Another Special Announcement
Announcing: A new addition to our name!
I experience a miniscule moment each day as I write when I’m poised at the cusp of nothingness. There are no words; I’m clueless as to why I’m writing or for whom or what I hope to say. My head rings with silence. The sensation is so scary I used to
fight it, instead strong-arming onto the page some easy agenda or retreating behind so-called “writers’ block.” My busy, ambitious ego was happy to take over.
These days, though, I know better. That empty instant bears an uncanny resemblance to a moment in my Centering Prayer practice, when I catch myself thinking, then steer myself back to my intention. In both instances, I arrive at an internal fork in the road. I can careen down the path my discursive mind adores, or I can choose… What? Something else, something mysterious, an unfamiliar stretch of woods both frightening and wondrous. A space more vast and permission-giving than the confines of my mind. Emptiness. Possibility. The unknown.
If creativity could be broken down into its elemental components, this tiniest instant is its atom. In that second, in every second of a creative endeavor or a meditation, we’re offered a choice: Take the usual route or veer away, consenting instead to humility, or discovery, or whatever might come. We can turn from our assumed selfhood to a vaster being, from a solitary endeavor into an unfathomable, co-creative conversation. It’s a minute leap into newness. It’s a way of choosing life.

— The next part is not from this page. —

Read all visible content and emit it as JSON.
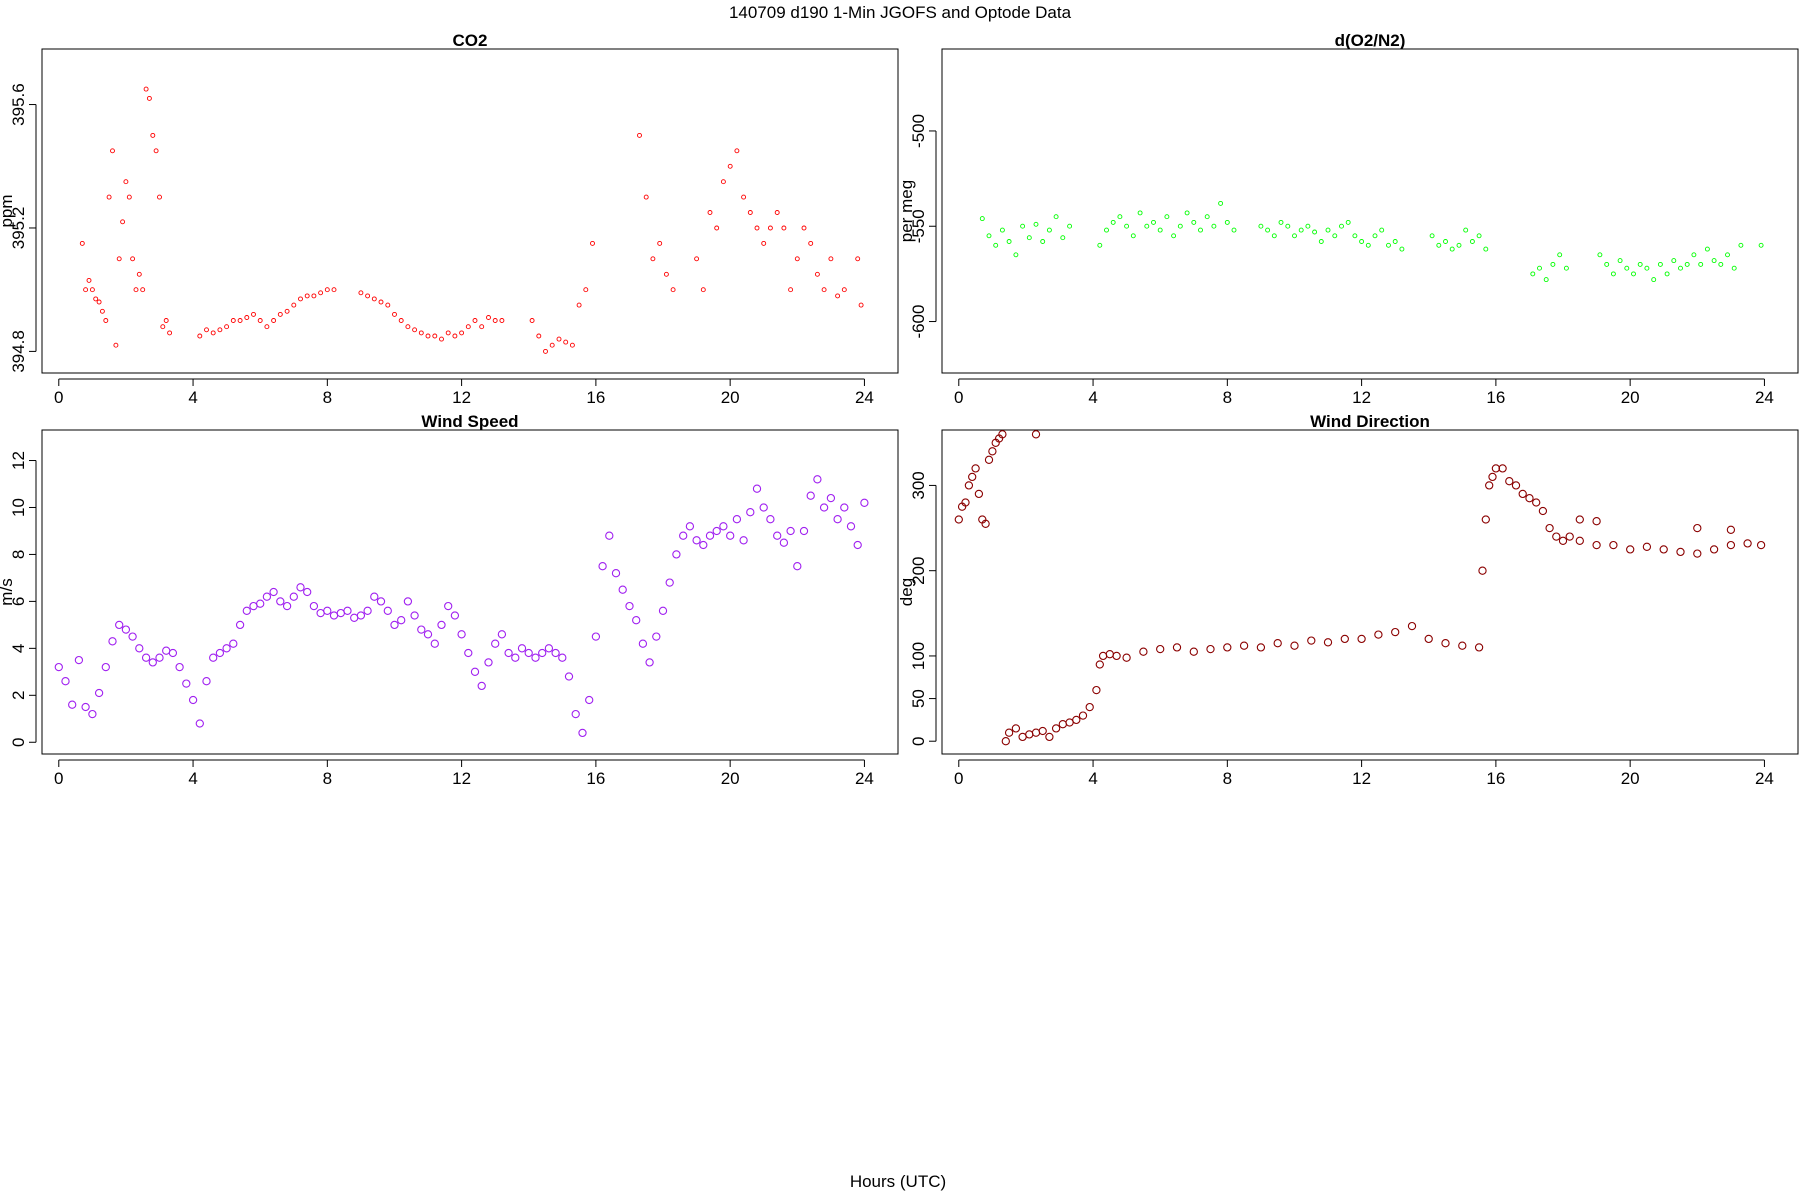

Contemplation is, at its heart, creative. Creativity is, at its core, contemplative.
And this, my friends, is what Eye of the Heart is all about! It’s taken the core team a bit to put our finger on this pulse—creative, contemplative processes are rarely straightforward—but now that we’ve identified it, we’re adding a tagline to our name: Center for Creative Contemplation. We’re thrilled; it’s spot-on.
Of course we knew from the start that creativity and contemplation were central to our mission. But we conceived of them as separate, complementary impulses. As artists and art-lovers, we cherish alternative ways of welcoming the Spirit’s movement in our work and lives. We wanted to expand and inclusify how seekers think about transformational practice.
But then I stumbled on the phrase “creative contemplation” in the writings of Beatrice Bruteau, a teacher of Christian mysticism and a pioneer in the integration of science, spirituality, and philosophy. Contemplation to Bruteau is seeing with the eye of the heart while also manifesting that vision in life. Contemplation and action don’t sit on opposite sides of the see-saw. We don’t rise from the meditation cushion, charged by a moral mandate to balance our inward time with outward efforts to change the world. No. Contemplation’s creative nature is a profound type of action, born of great mystery, containing a life-force all its own.
That infinitesimal moment when we place ourselves in relationship with mystery is a seed. Our work, both within and without, is to help it grow. Action without its creative contemplative root is like rearranging the chairs on a sinking ship. Action with this creative contemplative root continually surprises and renews us with compassion, reconciliation, and beauty.
Eye of the Heart is a work in progress. Thank heavens! We’re grateful you’re alongside us on this grand adventure.